Ukraine and Estonia currently face the most palpable threat from the Russia that has finally dropped its mask in Georgia during the past three weeks. With Russian annexation of Abkhazia and South Ossetia probably a short way off, Estonia’s former ambassador to Moscow has commented that Estonia may be the next object of Russia’s experiments with Western tolerance of aggression, which he thinks may include energy blackmail and the use of an internal fifth column. If NATO were to react swiftly in the case of Russian military action and were to mount large-scale operations in Estonia, the attack would fail. He recommends the freezing of the Russian leadership’s bank accounts in Western countries, and the declaring of Russian government personnel as persona non grata.
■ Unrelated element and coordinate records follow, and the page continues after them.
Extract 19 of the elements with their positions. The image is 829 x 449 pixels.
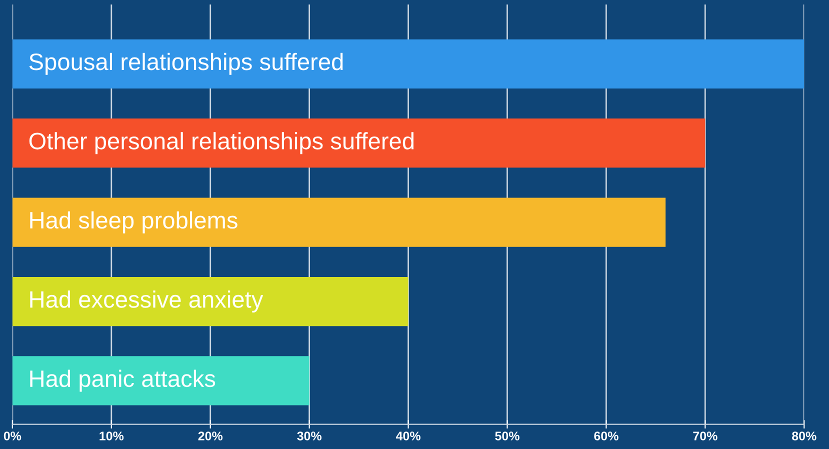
x-tick-label: 70% <box>693 432 718 440</box>
x-tick-label: 20% <box>198 432 223 440</box>
y-tick-label: Had excessive anxiety <box>30 290 264 313</box>
bar <box>12 118 706 168</box>
y-tick-label: Other personal relationships suffered <box>29 132 414 154</box>
x-tick-label: 40% <box>396 432 420 440</box>
y-tick-label: Had sleep problems <box>30 211 238 234</box>
x-tick-label: 0% <box>4 432 22 440</box>
x-tick-label: 60% <box>594 432 618 440</box>
y-tick-label: Had panic attacks <box>30 370 216 392</box>
x-tick-label: 80% <box>792 432 816 440</box>
x-tick-label: 10% <box>100 432 124 440</box>
y-tick-label: Spousal relationships suffered <box>29 52 343 75</box>
x-tick-label: 30% <box>297 432 322 440</box>
bar <box>12 356 310 406</box>
bar <box>12 198 666 247</box>
bar <box>12 276 408 326</box>
bar <box>12 39 804 88</box>
x-tick-label: 50% <box>495 432 520 440</box>
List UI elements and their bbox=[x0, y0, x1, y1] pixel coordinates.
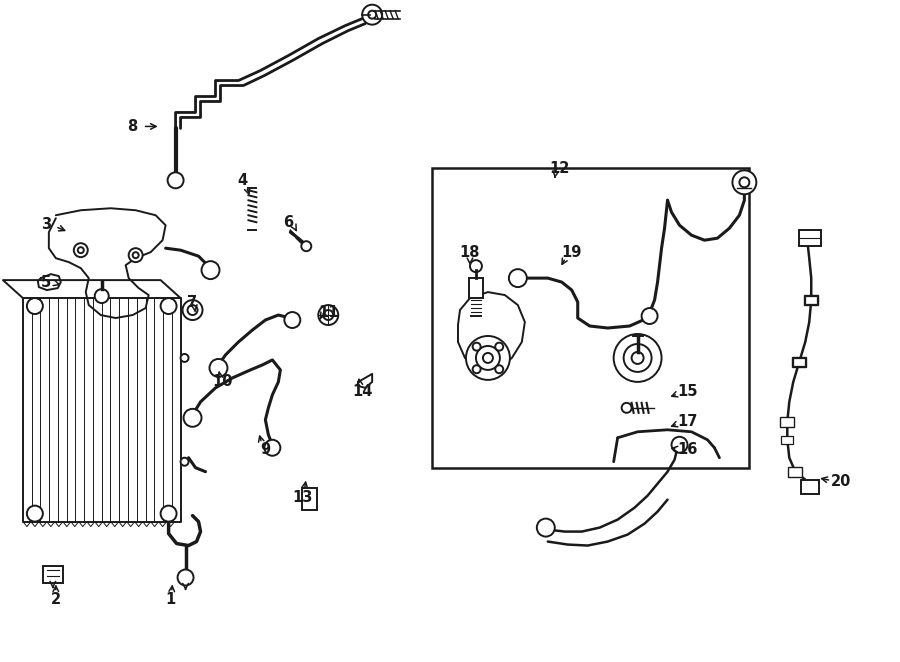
Circle shape bbox=[323, 310, 333, 320]
Text: 1: 1 bbox=[166, 592, 176, 607]
Circle shape bbox=[483, 353, 493, 363]
Circle shape bbox=[476, 346, 500, 370]
Circle shape bbox=[132, 252, 139, 258]
Circle shape bbox=[614, 334, 662, 382]
Circle shape bbox=[632, 352, 644, 364]
Circle shape bbox=[27, 506, 43, 522]
Polygon shape bbox=[458, 292, 525, 372]
Circle shape bbox=[77, 247, 84, 253]
Circle shape bbox=[624, 344, 652, 372]
Text: 2: 2 bbox=[50, 592, 61, 607]
Text: 17: 17 bbox=[678, 414, 698, 430]
Text: 9: 9 bbox=[260, 442, 271, 457]
Circle shape bbox=[177, 569, 194, 585]
Text: 13: 13 bbox=[292, 490, 312, 505]
Bar bbox=[432, 168, 750, 468]
Circle shape bbox=[495, 343, 503, 351]
Circle shape bbox=[74, 243, 88, 257]
Bar bbox=[793, 358, 806, 366]
Bar bbox=[799, 230, 821, 246]
Text: 3: 3 bbox=[40, 216, 51, 232]
Circle shape bbox=[167, 172, 184, 188]
Text: 11: 11 bbox=[318, 305, 338, 320]
Circle shape bbox=[495, 365, 503, 373]
Circle shape bbox=[202, 261, 220, 279]
Text: 14: 14 bbox=[352, 385, 373, 399]
Circle shape bbox=[183, 300, 202, 320]
Bar bbox=[302, 488, 318, 510]
Text: 6: 6 bbox=[284, 214, 293, 230]
Circle shape bbox=[27, 298, 43, 314]
Text: 7: 7 bbox=[187, 295, 198, 310]
Circle shape bbox=[368, 11, 376, 19]
Bar bbox=[801, 480, 819, 494]
Circle shape bbox=[181, 354, 188, 362]
Bar bbox=[469, 278, 483, 298]
Circle shape bbox=[181, 457, 188, 465]
Bar bbox=[792, 357, 806, 367]
Text: 4: 4 bbox=[238, 173, 248, 188]
Bar bbox=[43, 565, 63, 583]
Text: 10: 10 bbox=[212, 375, 233, 389]
Circle shape bbox=[508, 269, 526, 287]
Circle shape bbox=[319, 305, 338, 325]
Text: 5: 5 bbox=[40, 275, 51, 289]
Circle shape bbox=[160, 298, 176, 314]
Bar bbox=[781, 436, 793, 444]
Circle shape bbox=[362, 5, 382, 24]
Circle shape bbox=[470, 260, 482, 272]
Circle shape bbox=[94, 289, 109, 303]
Bar bbox=[800, 235, 814, 245]
Text: 18: 18 bbox=[460, 245, 481, 260]
Circle shape bbox=[187, 305, 197, 315]
Circle shape bbox=[671, 437, 688, 453]
Circle shape bbox=[210, 359, 228, 377]
Text: 16: 16 bbox=[678, 442, 698, 457]
Circle shape bbox=[160, 506, 176, 522]
Circle shape bbox=[733, 170, 756, 194]
Bar bbox=[806, 296, 817, 304]
Circle shape bbox=[740, 177, 750, 187]
Bar bbox=[780, 417, 795, 427]
Circle shape bbox=[642, 308, 658, 324]
Text: 19: 19 bbox=[562, 245, 582, 260]
Circle shape bbox=[265, 440, 281, 455]
Text: 15: 15 bbox=[678, 385, 698, 399]
Bar bbox=[788, 467, 802, 477]
Circle shape bbox=[302, 241, 311, 251]
Circle shape bbox=[472, 365, 481, 373]
Circle shape bbox=[129, 248, 142, 262]
Text: 20: 20 bbox=[831, 474, 851, 489]
Circle shape bbox=[536, 518, 554, 537]
Circle shape bbox=[622, 403, 632, 413]
Circle shape bbox=[466, 336, 510, 380]
Circle shape bbox=[184, 409, 202, 427]
Text: 8: 8 bbox=[128, 119, 138, 134]
Bar bbox=[805, 295, 818, 305]
Circle shape bbox=[284, 312, 301, 328]
Circle shape bbox=[472, 343, 481, 351]
Text: 12: 12 bbox=[550, 161, 570, 176]
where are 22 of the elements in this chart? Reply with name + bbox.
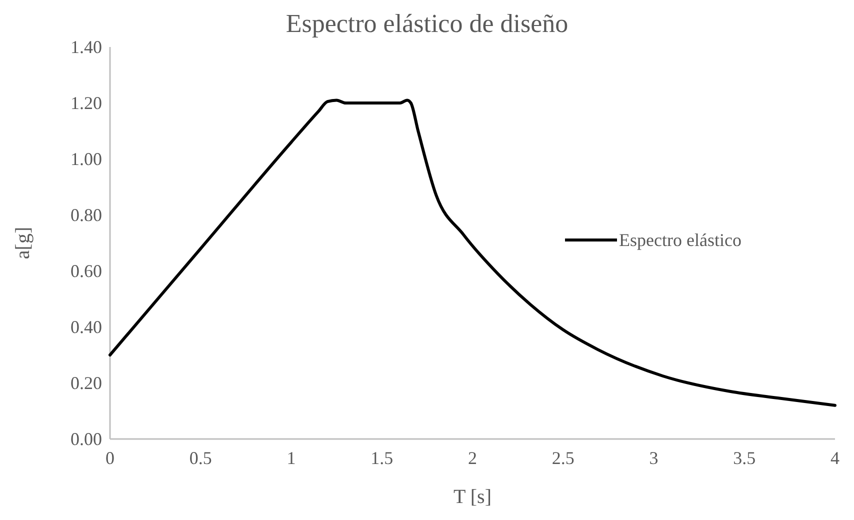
y-tick-label: 1.40: [70, 37, 102, 57]
y-tick-label: 0.00: [70, 429, 102, 449]
y-tick-label: 1.00: [70, 149, 102, 169]
x-tick-label: 1.5: [370, 448, 394, 468]
x-tick-label: 4: [830, 448, 840, 468]
y-tick-label: 0.40: [70, 317, 102, 337]
y-tick-label: 1.20: [70, 93, 102, 113]
y-tick-label: 0.60: [70, 261, 102, 281]
x-tick-label: 0: [106, 448, 114, 468]
x-tick-label: 3.5: [733, 448, 756, 468]
x-tick-label: 0.5: [189, 448, 212, 468]
x-tick-label: 2.5: [552, 448, 574, 468]
chart-title: Espectro elástico de diseño: [286, 9, 568, 38]
x-tick-label: 3: [649, 448, 658, 468]
x-tick-label: 2: [468, 448, 477, 468]
x-axis-title: T [s]: [454, 486, 492, 508]
line-series: [108, 98, 836, 407]
y-axis-title: a[g]: [12, 226, 34, 260]
x-tick-label: 1: [286, 448, 296, 468]
y-tick-label: 0.20: [70, 373, 102, 393]
y-tick-label: 0.80: [70, 205, 102, 225]
legend-label: Espectro elástico: [619, 230, 742, 250]
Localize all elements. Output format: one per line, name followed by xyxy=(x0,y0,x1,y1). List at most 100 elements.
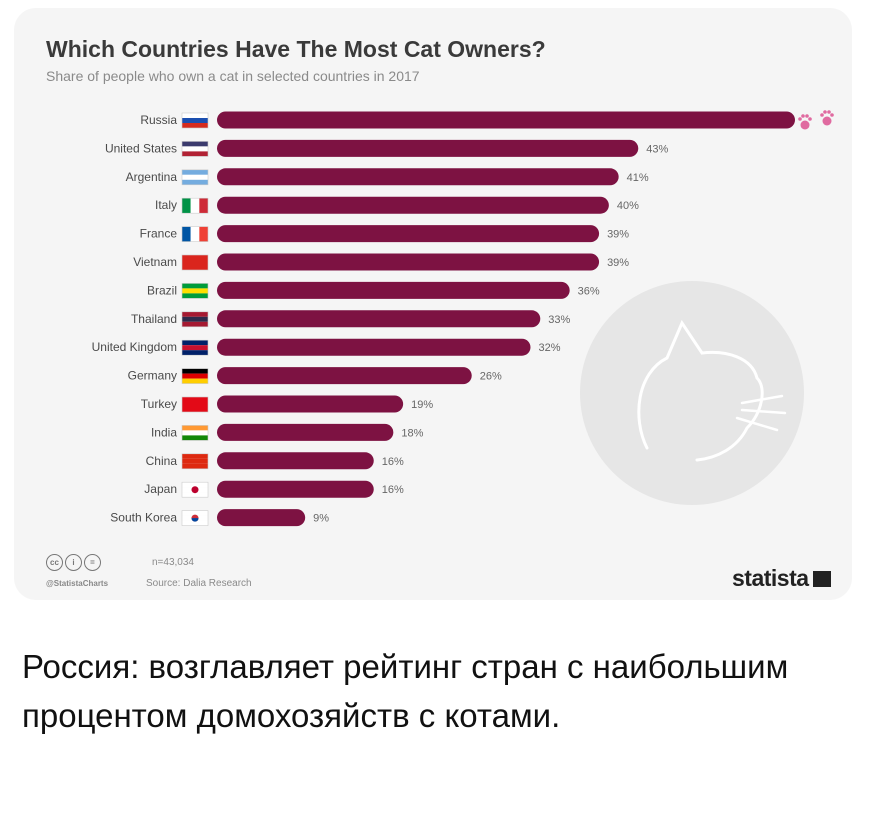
flag-stripe xyxy=(182,141,208,147)
value-label-united-states: 43% xyxy=(646,143,668,155)
flag-stripe xyxy=(182,293,208,299)
flag-emblem xyxy=(191,518,199,522)
category-label-italy: Italy xyxy=(155,198,177,212)
flag-stripe xyxy=(190,198,200,214)
value-label-japan: 16% xyxy=(382,484,404,496)
flag-stripe xyxy=(182,345,208,351)
flag-stripe xyxy=(182,435,208,441)
no-derivatives-icon: = xyxy=(84,554,101,571)
value-label-brazil: 36% xyxy=(578,285,600,297)
flag-stripe xyxy=(182,174,208,180)
flag-stripe xyxy=(182,402,208,407)
flag-stripe xyxy=(182,397,208,402)
category-label-china: China xyxy=(146,454,178,468)
flag-brazil-icon xyxy=(181,283,209,299)
flag-stripe xyxy=(182,169,208,175)
flag-stripe xyxy=(182,321,208,327)
value-label-vietnam: 39% xyxy=(607,257,629,269)
bar-india xyxy=(217,423,394,441)
statista-handle: @StatistaCharts xyxy=(46,579,109,588)
paw-toe xyxy=(798,117,802,121)
category-label-turkey: Turkey xyxy=(141,397,177,411)
statista-mark-icon xyxy=(812,570,831,587)
value-label-turkey: 19% xyxy=(411,399,433,411)
flag-turkey-icon xyxy=(181,396,209,413)
attribution-icon: i xyxy=(65,554,82,571)
caption-text: Россия: возглавляет рейтинг стран с наиб… xyxy=(22,648,789,734)
flag-italy-icon xyxy=(181,197,209,214)
source-label: Source: Dalia Research xyxy=(146,578,252,589)
paw-icon xyxy=(800,120,810,130)
flag-stripe xyxy=(182,510,208,516)
flag-stripe xyxy=(182,226,191,242)
flag-stripe xyxy=(182,350,208,356)
statista-logo: statista xyxy=(732,565,831,592)
flag-russia-icon xyxy=(181,112,209,129)
flag-stripe xyxy=(182,340,208,346)
category-label-thailand: Thailand xyxy=(131,312,177,326)
value-label-germany: 26% xyxy=(480,371,502,383)
bar-germany xyxy=(217,367,472,385)
flag-stripe xyxy=(182,316,208,322)
flag-stripe xyxy=(182,368,208,374)
paw-toe xyxy=(830,113,834,117)
flag-stripe xyxy=(182,458,208,464)
flag-argentina-icon xyxy=(181,169,209,186)
category-label-united-states: United States xyxy=(105,141,177,155)
flag-india-icon xyxy=(181,425,209,441)
flag-stripe xyxy=(182,260,208,265)
bar-russia xyxy=(217,111,795,129)
flag-stripe xyxy=(182,453,208,459)
category-label-germany: Germany xyxy=(128,369,177,383)
flag-stripe xyxy=(199,198,208,214)
value-label-china: 16% xyxy=(382,456,404,468)
paw-toe xyxy=(827,110,831,114)
value-label-thailand: 33% xyxy=(548,314,570,326)
value-label-south-korea: 9% xyxy=(313,513,329,525)
flag-china-icon xyxy=(181,453,209,470)
bar-france xyxy=(217,225,600,243)
flag-japan-icon xyxy=(181,481,209,498)
value-label-united-kingdom: 32% xyxy=(538,342,560,354)
bar-south-korea xyxy=(217,509,306,527)
category-label-india: India xyxy=(151,425,177,439)
category-label-japan: Japan xyxy=(144,482,177,496)
paw-toe xyxy=(823,110,827,114)
flag-south-korea-icon xyxy=(181,510,209,526)
flag-stripe xyxy=(182,520,208,526)
flag-stripe xyxy=(182,118,208,123)
value-label-argentina: 41% xyxy=(627,172,649,184)
value-label-france: 39% xyxy=(607,229,629,241)
paw-icon xyxy=(822,116,832,126)
statista-wordmark: statista xyxy=(732,565,809,591)
paw-toe xyxy=(820,113,824,117)
paw-toe xyxy=(805,114,809,118)
category-label-vietnam: Vietnam xyxy=(133,255,177,269)
flag-stripe xyxy=(182,425,208,431)
flag-stripe xyxy=(182,123,208,128)
flag-stripe xyxy=(182,373,208,379)
flag-vietnam-icon xyxy=(181,254,209,271)
value-label-italy: 40% xyxy=(617,200,639,212)
value-label-india: 18% xyxy=(401,427,423,439)
cat-watermark-icon xyxy=(580,281,804,505)
flag-stripe xyxy=(182,378,208,384)
bar-china xyxy=(217,452,374,470)
sample-size: n=43,034 xyxy=(152,557,194,568)
bar-thailand xyxy=(217,310,541,328)
category-label-argentina: Argentina xyxy=(126,170,178,184)
bar-vietnam xyxy=(217,253,600,271)
flag-stripe xyxy=(182,113,208,118)
flag-stripe xyxy=(182,430,208,436)
bar-japan xyxy=(217,480,374,498)
flag-united-kingdom-icon xyxy=(181,339,209,356)
flag-emblem xyxy=(191,486,199,494)
flag-stripe xyxy=(182,255,208,260)
paw-toe xyxy=(801,114,805,118)
flag-stripe xyxy=(182,492,208,498)
bar-italy xyxy=(217,196,609,214)
bar-chart: Russia59%United States43%Argentina41%Ita… xyxy=(92,110,834,527)
flag-stripe xyxy=(182,151,208,157)
flag-stripe xyxy=(182,198,191,214)
chart-subtitle: Share of people who own a cat in selecte… xyxy=(46,68,420,84)
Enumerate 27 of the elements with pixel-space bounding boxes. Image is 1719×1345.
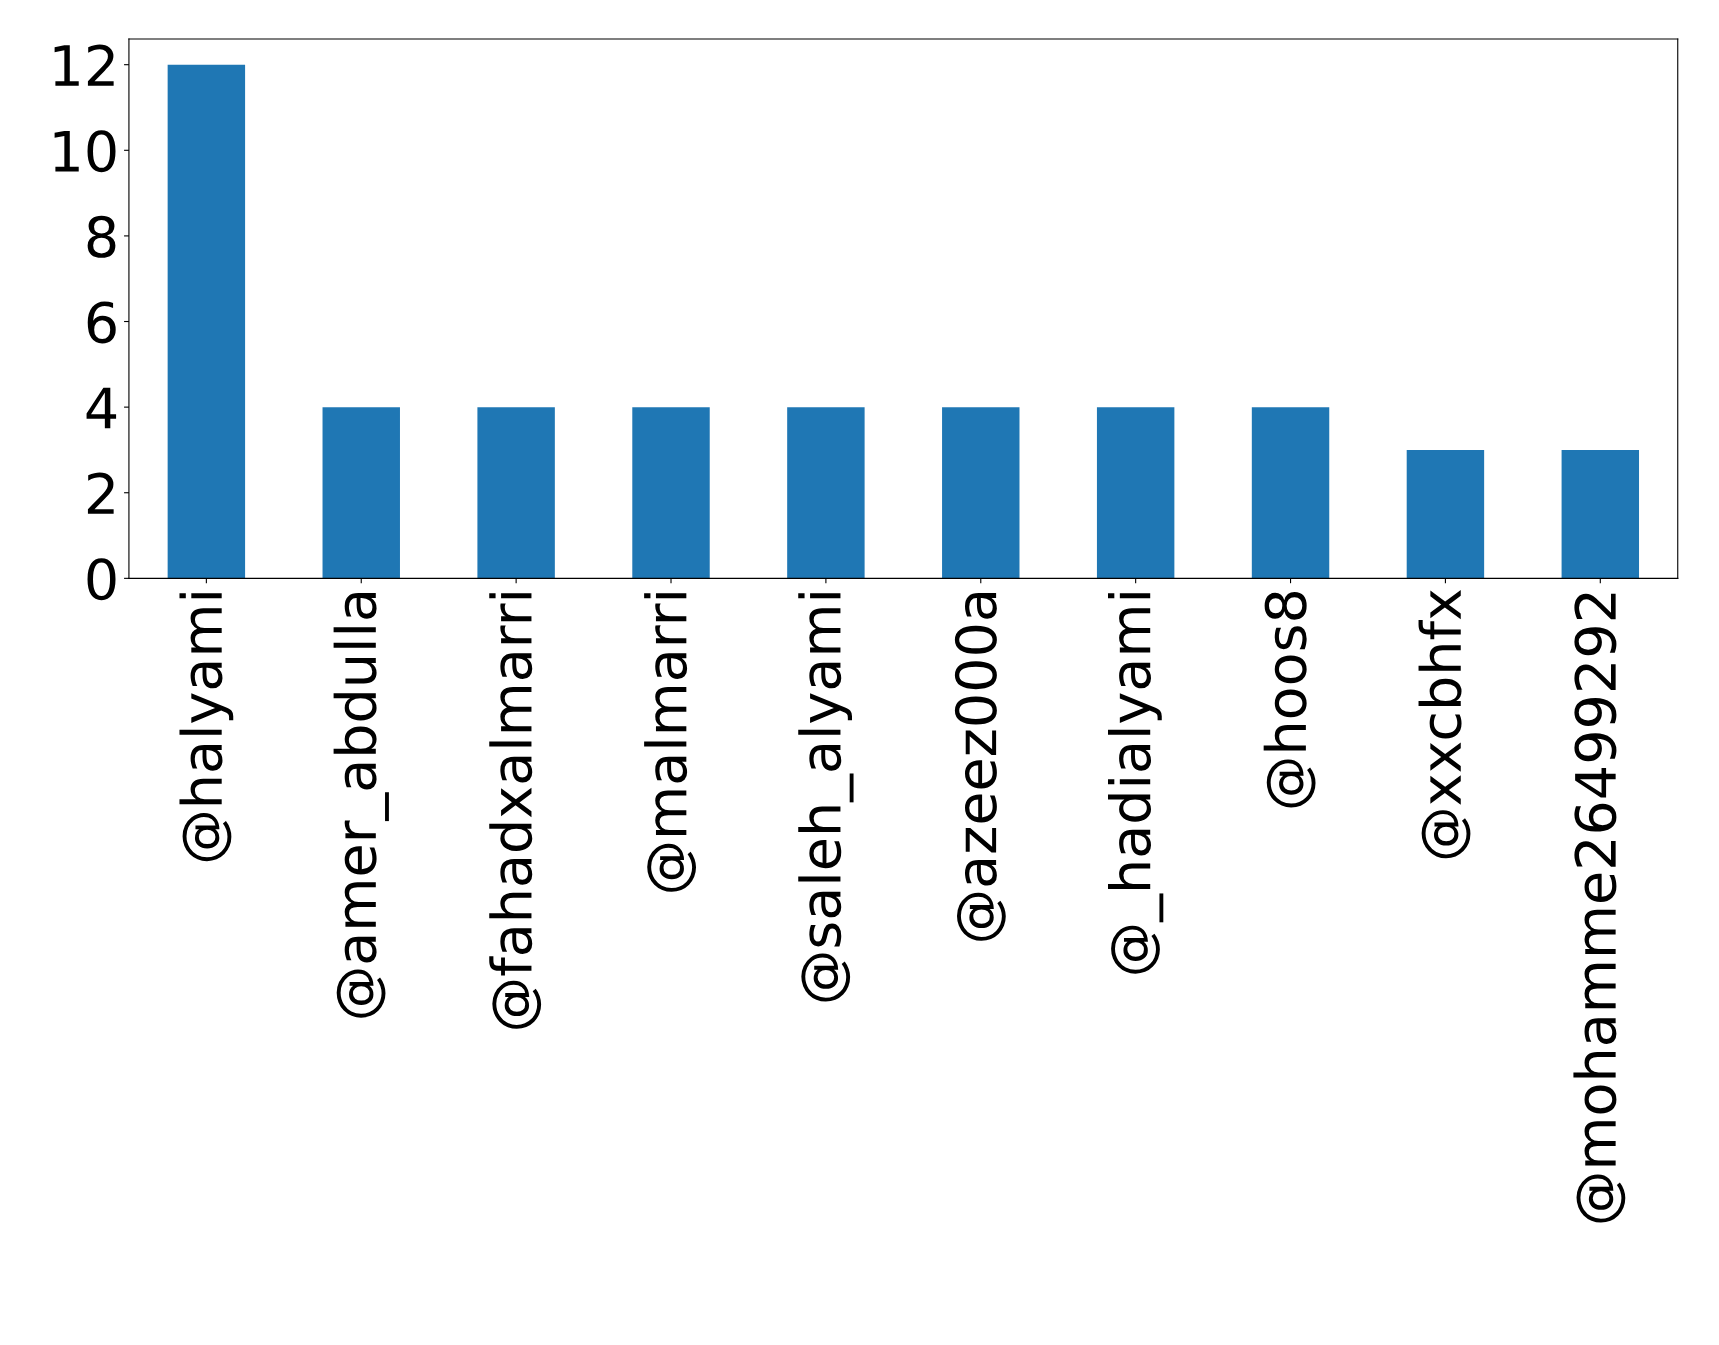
x-tick-label: @halyami — [179, 593, 234, 862]
y-tick-label: 10 — [54, 130, 116, 173]
bar — [1096, 407, 1175, 579]
bar — [167, 64, 246, 579]
bar — [1251, 407, 1330, 579]
y-tick-label: 8 — [87, 215, 116, 258]
x-tick-label: @hoos8 — [1263, 591, 1316, 808]
y-tick-label: 6 — [87, 301, 116, 344]
x-tick-label: @mohamme26499292 — [1573, 593, 1626, 1223]
x-tick-label: @fahadxalmarri — [489, 593, 542, 1029]
bar — [477, 407, 555, 579]
x-tick-label: @malmarri — [644, 593, 696, 892]
bar — [632, 407, 710, 579]
bar — [322, 407, 400, 579]
bar — [1561, 449, 1640, 579]
y-tick-label: 4 — [86, 387, 117, 429]
x-tick-label: @amer_abdulla — [333, 593, 389, 1018]
x-tick-label: @saleh_alyami — [798, 593, 854, 1002]
bar — [787, 407, 865, 579]
x-tick-label: @azeez000a — [954, 593, 1006, 941]
bar — [1406, 449, 1485, 579]
x-tick-label: @xxcbhfx — [1418, 589, 1471, 859]
y-tick-label: 12 — [54, 44, 114, 86]
y-tick-label: 2 — [87, 472, 114, 514]
bar — [942, 407, 1020, 579]
x-tick-label: @_hadialyami — [1108, 593, 1164, 974]
y-tick-label: 0 — [87, 558, 116, 601]
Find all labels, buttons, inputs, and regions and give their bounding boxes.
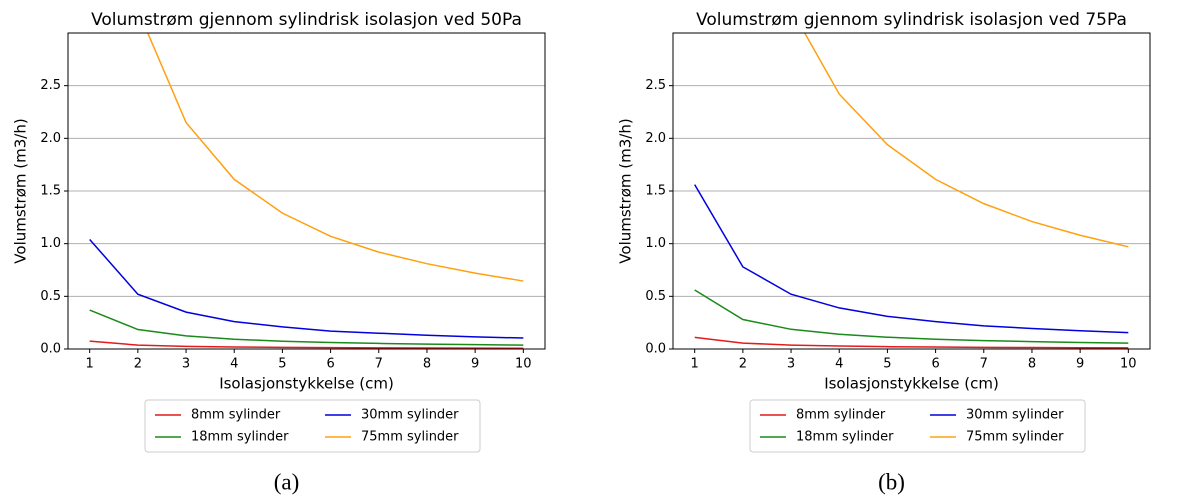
x-tick-label: 6 <box>326 357 334 372</box>
legend-box <box>144 399 481 453</box>
x-tick-label: 7 <box>980 357 988 372</box>
x-tick-label: 4 <box>230 357 238 372</box>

The good news is that the challenge outlined in the Washington Post article doesn’t really demand many new ideas on the part of the West – a revival of the policies of military and strategic containment that were developed during the Cold War would probably be sufficient, as the changes in Russia are superficial, and the Kremlin’s planning and thinking remain essentially the same as they were three decades ago. Even the military rhetoric and war hysteria propagated by Moscow in order to intimidate the West remain the same. And given the shakiness of Russia's "Empire" and the fragility of its borders, the threat that Russia poses may not be quite as formidable as some appear to believe. What is required, however, in view of the possibility that a crumbling structure can be more dangerous than a solid one, is a revitalizing of NATO’s original purpose, so that it once again becomes an effective tool for dealing with Russia’s aggressive ventures – and so that it is once again ready, as it was throughout the Cold War, to fight the real war which most people hope will not come.
For the bad news remains as bad as ever.